Le maire de Montpellier a aussi instauré ce couvre-feu, accompagné de la fermeture des marchés alimentaires. Les transports publics y sont désormais réservés aux usagers qui travaillent, et un gymnase a été mis à disposition pour l’aide alimentaire.

Le gouvernement a aussi renforcé les contrôles, notamment dans les gares (seulement 15 % des trains grandes lignes circulent) et les aéroports. Avec amendes forfaitaires de 135 euros en cas de sorties non justifiées.

« La crise va s’intensifier »

« La situation va continuer à s’aggraver avant que les effets du confinement fassent leur effet », a rappelé M. Véran, estimant le nombre de personnes infectées en France à une large fourchette, « entre 30.000 et 90.000 », en raison des nombreuses personnes présentant peu ou pas de symptômes.

Concernant l’utilisation de tests, qui ont peu à peu été réservés à certaines catégories de populations (fragiles, âgées, femmes enceintes, etc.), le ministre a assuré que les autorités se préparaient à pouvoir « les multiplier au moment ou nous lèverons le confinement ». Avec notamment « l’espoir » de voir se développer « une nouvelle méthode diagnostique plus simple et plus rapide ».

Selon les derniers chiffres du ministère, l’épidémie a causé la mort de 562 patients à l’hôpital, soit 112 de plus pour la journée de samedi, et entraîné l’hospitalisation de 6.172 malades, dont 1.525 en réanimation (pour la moitié âgés de moins de 60 ans).

Les sept régions les plus touchées sont le Grand Est, la Corse, l’Ile-de-France, les Hauts-de-France, la Bourgogne-Franche-Comté, Auvergne-Rhône Alpes et désormais la Nouvelle-Aquitaine.

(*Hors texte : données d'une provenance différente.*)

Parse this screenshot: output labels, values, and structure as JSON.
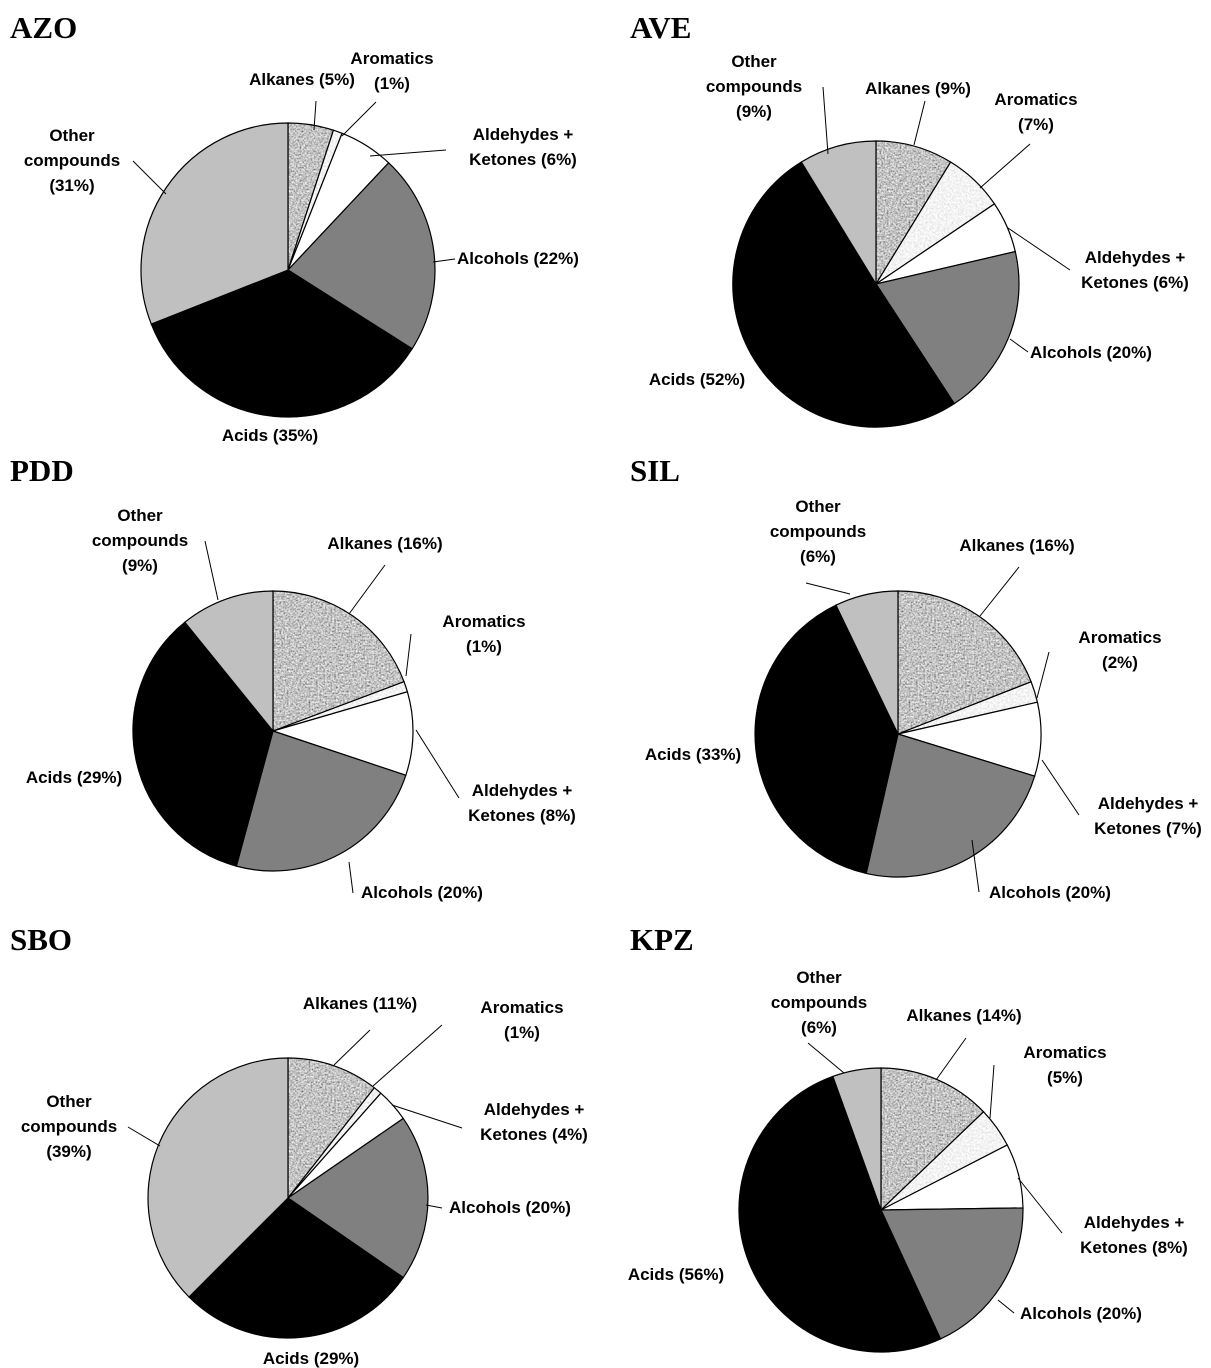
{
  "chart_data": [
    {
      "type": "pie",
      "title": "AZO",
      "slices": [
        {
          "label": "Alkanes",
          "value": 5,
          "text": [
            "Alkanes (5%)"
          ],
          "fill": "pattern-alkanes"
        },
        {
          "label": "Aromatics",
          "value": 1,
          "text": [
            "Aromatics",
            "(1%)"
          ],
          "fill": "pattern-aromatics"
        },
        {
          "label": "Aldehydes + Ketones",
          "value": 6,
          "text": [
            "Aldehydes +",
            "Ketones (6%)"
          ],
          "fill": "#ffffff"
        },
        {
          "label": "Alcohols",
          "value": 22,
          "text": [
            "Alcohols (22%)"
          ],
          "fill": "#808080"
        },
        {
          "label": "Acids",
          "value": 35,
          "text": [
            "Acids (35%)"
          ],
          "fill": "#000000"
        },
        {
          "label": "Other compounds",
          "value": 31,
          "text": [
            "Other",
            "compounds",
            "(31%)"
          ],
          "fill": "#c0c0c0"
        }
      ]
    },
    {
      "type": "pie",
      "title": "AVE",
      "slices": [
        {
          "label": "Alkanes",
          "value": 9,
          "text": [
            "Alkanes (9%)"
          ],
          "fill": "pattern-alkanes"
        },
        {
          "label": "Aromatics",
          "value": 7,
          "text": [
            "Aromatics",
            "(7%)"
          ],
          "fill": "pattern-aromatics"
        },
        {
          "label": "Aldehydes + Ketones",
          "value": 6,
          "text": [
            "Aldehydes +",
            "Ketones (6%)"
          ],
          "fill": "#ffffff"
        },
        {
          "label": "Alcohols",
          "value": 20,
          "text": [
            "Alcohols (20%)"
          ],
          "fill": "#808080"
        },
        {
          "label": "Acids",
          "value": 52,
          "text": [
            "Acids (52%)"
          ],
          "fill": "#000000"
        },
        {
          "label": "Other compounds",
          "value": 9,
          "text": [
            "Other",
            "compounds",
            "(9%)"
          ],
          "fill": "#c0c0c0"
        }
      ]
    },
    {
      "type": "pie",
      "title": "PDD",
      "slices": [
        {
          "label": "Alkanes",
          "value": 16,
          "text": [
            "Alkanes (16%)"
          ],
          "fill": "pattern-alkanes"
        },
        {
          "label": "Aromatics",
          "value": 1,
          "text": [
            "Aromatics",
            "(1%)"
          ],
          "fill": "pattern-aromatics"
        },
        {
          "label": "Aldehydes + Ketones",
          "value": 8,
          "text": [
            "Aldehydes +",
            "Ketones (8%)"
          ],
          "fill": "#ffffff"
        },
        {
          "label": "Alcohols",
          "value": 20,
          "text": [
            "Alcohols (20%)"
          ],
          "fill": "#808080"
        },
        {
          "label": "Acids",
          "value": 29,
          "text": [
            "Acids (29%)"
          ],
          "fill": "#000000"
        },
        {
          "label": "Other compounds",
          "value": 9,
          "text": [
            "Other",
            "compounds",
            "(9%)"
          ],
          "fill": "#c0c0c0"
        }
      ]
    },
    {
      "type": "pie",
      "title": "SIL",
      "slices": [
        {
          "label": "Alkanes",
          "value": 16,
          "text": [
            "Alkanes (16%)"
          ],
          "fill": "pattern-alkanes"
        },
        {
          "label": "Aromatics",
          "value": 2,
          "text": [
            "Aromatics",
            "(2%)"
          ],
          "fill": "pattern-aromatics"
        },
        {
          "label": "Aldehydes + Ketones",
          "value": 7,
          "text": [
            "Aldehydes +",
            "Ketones (7%)"
          ],
          "fill": "#ffffff"
        },
        {
          "label": "Alcohols",
          "value": 20,
          "text": [
            "Alcohols (20%)"
          ],
          "fill": "#808080"
        },
        {
          "label": "Acids",
          "value": 33,
          "text": [
            "Acids (33%)"
          ],
          "fill": "#000000"
        },
        {
          "label": "Other compounds",
          "value": 6,
          "text": [
            "Other",
            "compounds",
            "(6%)"
          ],
          "fill": "#c0c0c0"
        }
      ]
    },
    {
      "type": "pie",
      "title": "SBO",
      "slices": [
        {
          "label": "Alkanes",
          "value": 11,
          "text": [
            "Alkanes (11%)"
          ],
          "fill": "pattern-alkanes"
        },
        {
          "label": "Aromatics",
          "value": 1,
          "text": [
            "Aromatics",
            "(1%)"
          ],
          "fill": "pattern-aromatics"
        },
        {
          "label": "Aldehydes + Ketones",
          "value": 4,
          "text": [
            "Aldehydes +",
            "Ketones (4%)"
          ],
          "fill": "#ffffff"
        },
        {
          "label": "Alcohols",
          "value": 20,
          "text": [
            "Alcohols (20%)"
          ],
          "fill": "#808080"
        },
        {
          "label": "Acids",
          "value": 29,
          "text": [
            "Acids (29%)"
          ],
          "fill": "#000000"
        },
        {
          "label": "Other compounds",
          "value": 39,
          "text": [
            "Other",
            "compounds",
            "(39%)"
          ],
          "fill": "#c0c0c0"
        }
      ]
    },
    {
      "type": "pie",
      "title": "KPZ",
      "slices": [
        {
          "label": "Alkanes",
          "value": 14,
          "text": [
            "Alkanes (14%)"
          ],
          "fill": "pattern-alkanes"
        },
        {
          "label": "Aromatics",
          "value": 5,
          "text": [
            "Aromatics",
            "(5%)"
          ],
          "fill": "pattern-aromatics"
        },
        {
          "label": "Aldehydes + Ketones",
          "value": 8,
          "text": [
            "Aldehydes +",
            "Ketones (8%)"
          ],
          "fill": "#ffffff"
        },
        {
          "label": "Alcohols",
          "value": 20,
          "text": [
            "Alcohols (20%)"
          ],
          "fill": "#808080"
        },
        {
          "label": "Acids",
          "value": 56,
          "text": [
            "Acids (56%)"
          ],
          "fill": "#000000"
        },
        {
          "label": "Other compounds",
          "value": 6,
          "text": [
            "Other",
            "compounds",
            "(6%)"
          ],
          "fill": "#c0c0c0"
        }
      ]
    }
  ]
}
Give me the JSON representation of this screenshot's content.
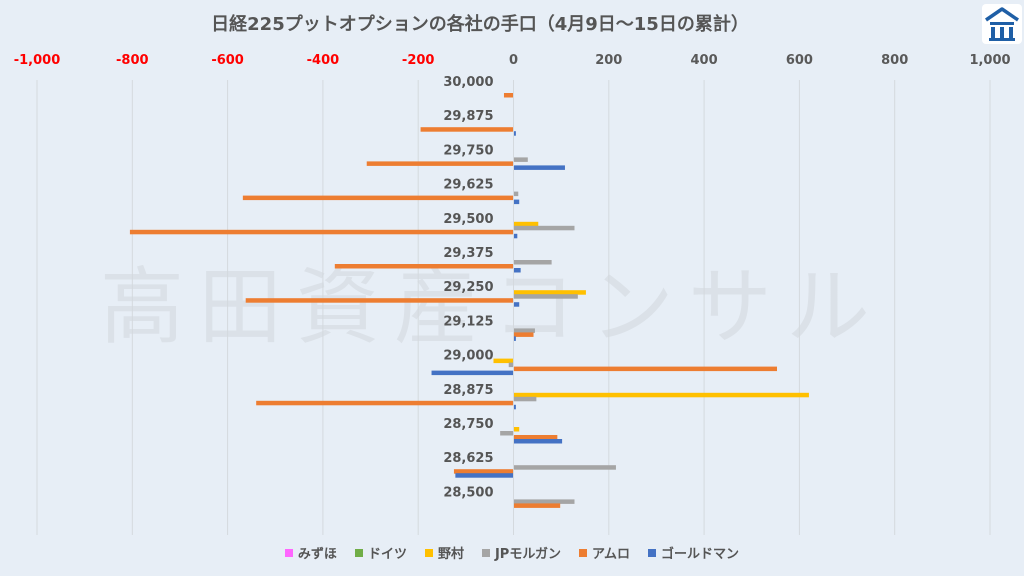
{
  "watermark": "高田資産コンサル",
  "chart_data": {
    "type": "bar",
    "orientation": "horizontal",
    "title": "日経225プットオプションの各社の手口（4月9日～15日の累計）",
    "categories": [
      "30,000",
      "29,875",
      "29,750",
      "29,625",
      "29,500",
      "29,375",
      "29,250",
      "29,125",
      "29,000",
      "28,875",
      "28,750",
      "28,625",
      "28,500"
    ],
    "xlim": [
      -1000,
      1000
    ],
    "xticks": [
      -1000,
      -800,
      -600,
      -400,
      -200,
      0,
      200,
      400,
      600,
      800,
      1000
    ],
    "xtick_labels": [
      "-1,000",
      "-800",
      "-600",
      "-400",
      "-200",
      "0",
      "200",
      "400",
      "600",
      "800",
      "1,000"
    ],
    "negative_tick_color": "#ff0000",
    "positive_tick_color": "#595959",
    "grid": true,
    "legend_position": "bottom",
    "series": [
      {
        "name": "みずほ",
        "color": "#ff66ff",
        "values": [
          0,
          0,
          0,
          0,
          0,
          0,
          0,
          0,
          0,
          0,
          0,
          0,
          0
        ]
      },
      {
        "name": "ドイツ",
        "color": "#70ad47",
        "values": [
          0,
          0,
          0,
          0,
          0,
          0,
          0,
          0,
          0,
          0,
          0,
          0,
          0
        ]
      },
      {
        "name": "野村",
        "color": "#ffc000",
        "values": [
          0,
          0,
          0,
          0,
          52,
          0,
          152,
          0,
          -42,
          620,
          12,
          0,
          0
        ]
      },
      {
        "name": "JPモルガン",
        "color": "#a5a5a5",
        "values": [
          0,
          0,
          30,
          10,
          128,
          80,
          135,
          45,
          -10,
          48,
          -28,
          215,
          128
        ]
      },
      {
        "name": "アムロ",
        "color": "#ed7d31",
        "values": [
          -20,
          -195,
          -308,
          -568,
          -805,
          -375,
          -562,
          42,
          553,
          -540,
          92,
          -125,
          98
        ]
      },
      {
        "name": "ゴールドマン",
        "color": "#4472c4",
        "values": [
          0,
          5,
          108,
          12,
          8,
          15,
          12,
          5,
          -172,
          5,
          102,
          -122,
          0
        ]
      }
    ]
  }
}
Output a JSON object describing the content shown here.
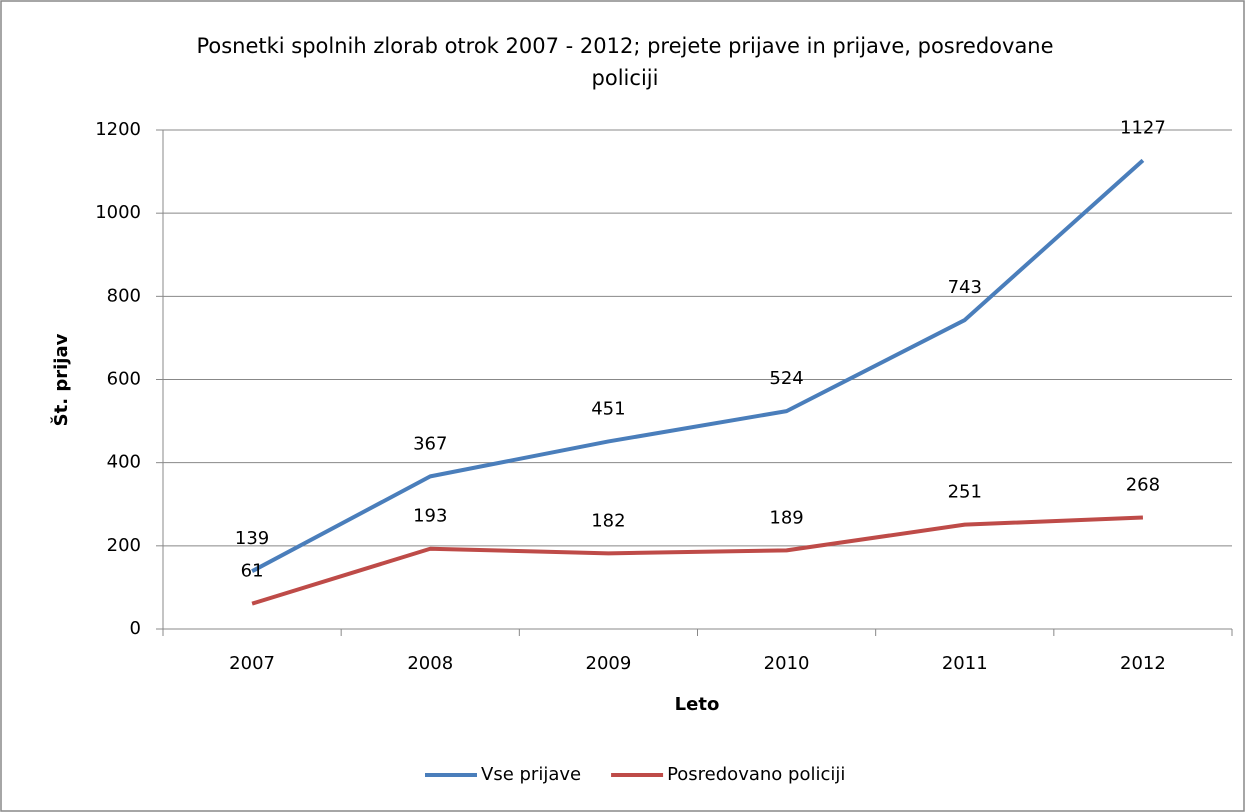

Une nouvelle évacuation par avion militaire de six patients a eu lieu entre Mulhouse, épicentre de l’épidémie en France, et l’Aquitaine, où ils se trouvaient dans un état « grave et stable ». A Mulhouse, où l’hôpital est totalement saturé, un hôpital militaire de campagne de 30 lits, en cours d’installation, devrait entrer en opération en « tout début de semaine », a indiqué la ministre des Armées, Florence Parly.

De son côté, le porte-hélicoptères amphibie Tonnerre de la Marine nationale est parti de Toulon à destination de la Corse, d’où il doit évacuer des patients atteints du nouveau coronavirus vers des hôpitaux marseillais, selon la préfecture maritime de Méditerranée. L’arrivée du bâtiment est prévue tôt dimanche matin.

Carence suspendue

« Face à l’urgence et à l’ampleur de l’épidémie », notamment en Ile-de-France, les hôpitaux de Paris (AP-HP) en appellent aux « professionnels médicaux et paramédicaux disponibles dans les semaines à venir » pour renforcer les équipes de ses 39 hôpitaux.

L’Assemblée nationale a voté samedi l’article du projet de loi face au coronavirus permettant l’instauration d’un « état d’urgence sanitaire », au terme d’un âpre débat sur l’encadrement de ce régime d’exception, et l’ajout de sanctions pour non-respect du confinement. Les députés doivent venir à bout dans la nuit des quelque 240 amendements déposés sur ce texte.

Le Sénat se réunira dimanche après-midi, lui aussi en formation serrée, pour le ré-examiner.

Le Parlement avait adopté définitivement vendredi le volet financier des mesures d’urgence face au coronavirus. Combiné au projet de loi d’urgence voté en première lecture au Sénat, le texte prévoit 45 milliards d’euros pour aider les entreprises en difficulté et financer le chômage partiel des salariés.

Le Premier ministre Edouard Philippe a annoncé samedi la suspension générale du jour de carence en cas d’arrêt maladie pendant la durée de l’état d’urgence sanitaire qui doit être prochainement déclaré.

La France, où des applaudissements résonnent désormais chaque soir vers 20H00 pour les soignants, s’emploie par ailleurs toujours à organiser le retour d’environ 130.000 ressortissants bloqués à l’étranger.